De acordo com uma pesquisa realizada em uma indústria de implantes mamários de silicone localizado em Duque de Caxias- Rio de Janeiro. As técnicas apresentadas seguem Normas (Farmacopeia Brasileira 6º Edição, 2019), um programa de monitoramento ambiental microbiano.
6.1.1 – Amostragem microbiológica de ar:
Amostragem dispositivo ativo.
Amostragem passiva de ar: Placa de Petri para sedimentação, meio Agar Casoy (TSA).
6.1.2 – Amostragem microbiológica de superfície:
Placa de Petri, meio Agar Casoy (TSA (superfícies regulares)).
Swabs (superfícies irregulares).
6.1.3 – Amostragem microbiológica de mãos.
Placa de Petri, Meio Agar Casoy (TSA).
Meio de Cultura Agar Casoy (TSA) Meio de cultura rico em nutrientes.
Incubação das Amostras
Após a amostragem, (ar, superfícies e pessoal), a placa é incubada em estufa, 32,5±2,5 ºC por 3 dias, para detecção e quantificação de colônias de bactérias e 22,5± 2,5 ºC por 5 dias, para detecção e quantificação de fungos/leveduras.
1- Avaliação microbiológica de ar:
Consiste em utilizar uma técnica de amostragem quantitativa, de um dispositivo ativo ou placa de sedimentação, porém, para um resultado mais preciso, o dispositivo ativo é o mais indicado por evitar o falso negativo, uma vez que o equipamento desempenha seu papel sem sofrer qualquer influência externa. Já a placa, por ficar exposta no ambiente por 04h00min, podendo sofrer interferência com o trânsito de colaboradores dentro da sala (Xavier et al. 2013).
Dispositivo Ativo: é um equipamento no qual capta um 1000L/ m3 de ar do ambiente, em um local estratégico, por 10minutos, através de furos na cabeça, essa cabeça apresenta uma base para encaixar uma Placa Petri contendo o meio de cultura, meio TSA (Xavier et al.2013).

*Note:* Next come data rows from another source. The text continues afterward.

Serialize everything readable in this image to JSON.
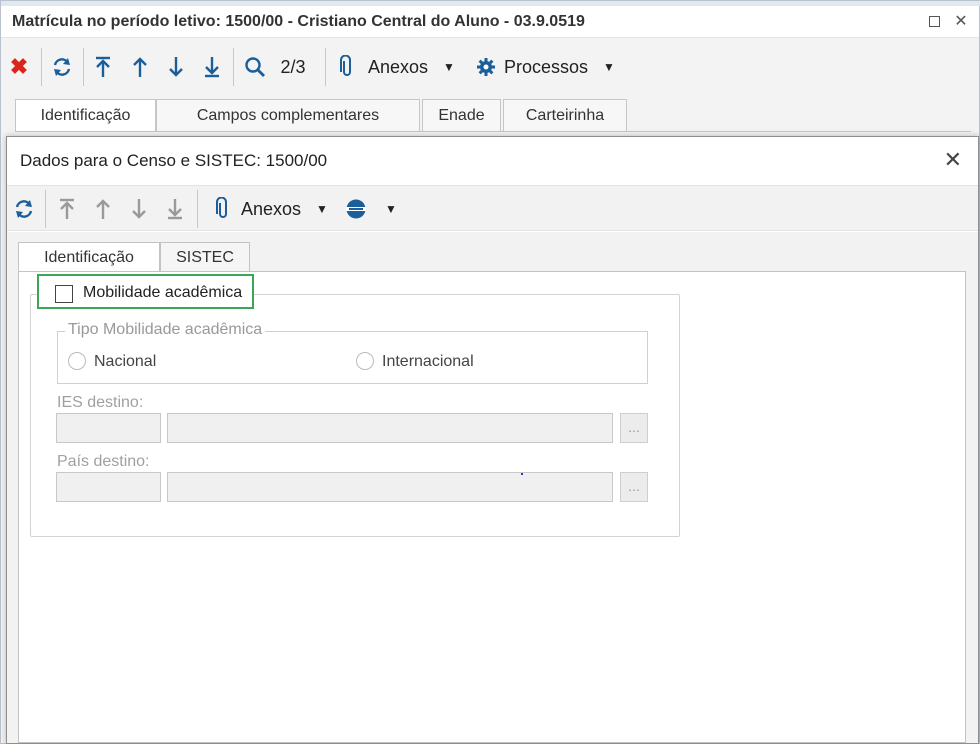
{
  "window": {
    "title": "Matrícula no período letivo: 1500/00 - Cristiano Central do Aluno - 03.9.0519"
  },
  "toolbar": {
    "record_position": "2/3",
    "anexos_label": "Anexos",
    "processos_label": "Processos"
  },
  "tabs": [
    {
      "label": "Identificação"
    },
    {
      "label": "Campos complementares"
    },
    {
      "label": "Enade"
    },
    {
      "label": "Carteirinha"
    }
  ],
  "dialog": {
    "title": "Dados para o Censo e SISTEC: 1500/00",
    "toolbar": {
      "anexos_label": "Anexos"
    },
    "tabs": [
      {
        "label": "Identificação"
      },
      {
        "label": "SISTEC"
      }
    ],
    "mobilidade": {
      "checkbox_label": "Mobilidade acadêmica",
      "checked": false,
      "tipo_legend": "Tipo Mobilidade acadêmica",
      "options": [
        {
          "label": "Nacional"
        },
        {
          "label": "Internacional"
        }
      ],
      "ies_label": "IES destino:",
      "pais_label": "País destino:",
      "lookup_label": "..."
    }
  },
  "colors": {
    "highlight_border": "#3aa757",
    "icon_blue": "#1a5e9a",
    "delete_red": "#d9261c"
  }
}
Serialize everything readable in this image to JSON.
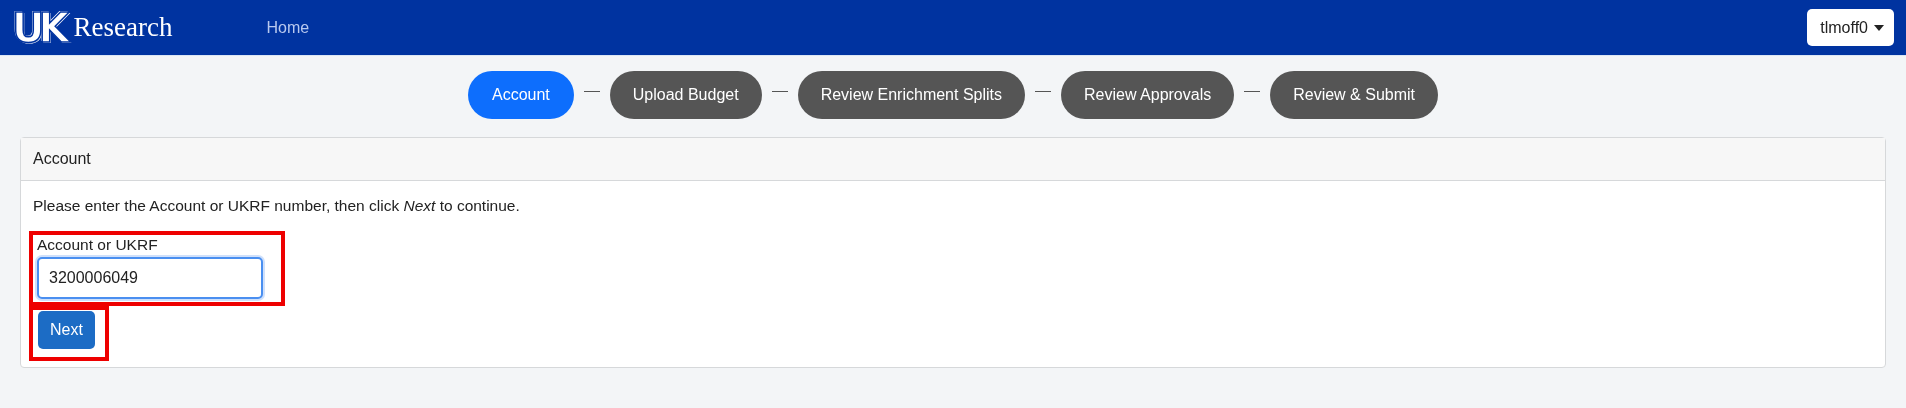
{
  "navbar": {
    "logo_mark": "UK",
    "brand": "Research",
    "links": [
      {
        "label": "Home"
      }
    ],
    "user_menu": {
      "label": "tlmoff0"
    }
  },
  "steps": [
    {
      "label": "Account",
      "selected": true
    },
    {
      "label": "Upload Budget",
      "selected": false
    },
    {
      "label": "Review Enrichment Splits",
      "selected": false
    },
    {
      "label": "Review Approvals",
      "selected": false
    },
    {
      "label": "Review & Submit",
      "selected": false
    }
  ],
  "card": {
    "title": "Account",
    "instructions": "Please enter the Account or UKRF number, then click *Next* to continue.",
    "field": {
      "label": "Account or UKRF",
      "value": "3200006049",
      "focused": true,
      "highlighted": true
    },
    "button": {
      "label": "Next",
      "highlighted": true
    }
  }
}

2- Amostragens de superfícies:
Superfícies: Superfícies planas podem ser amostradas usando placas de contato, Placa Petri contendo meio de cultura Agar casoy (TSA). A amostragem é obtida passando a placa na superfície a ser amostrada (Xavier et al. 2013)
Swabs: É usado para uma amostragem de superfícies irregulares, uma vez que estas áreas podem ser mais difíceis de limpa e desinfetar (Xavier et al. 2013).
3- Amostragem de pessoal:
Essa amostragem é usada para medir a eficácia do comportamento asséptico, pois pessoas são grande fonte de contaminação. Mãos são amostradas usando placa de contato, em que todos os dedos tocam na superfície da placa contendo o meio de cultura (Xavier et al. 2013).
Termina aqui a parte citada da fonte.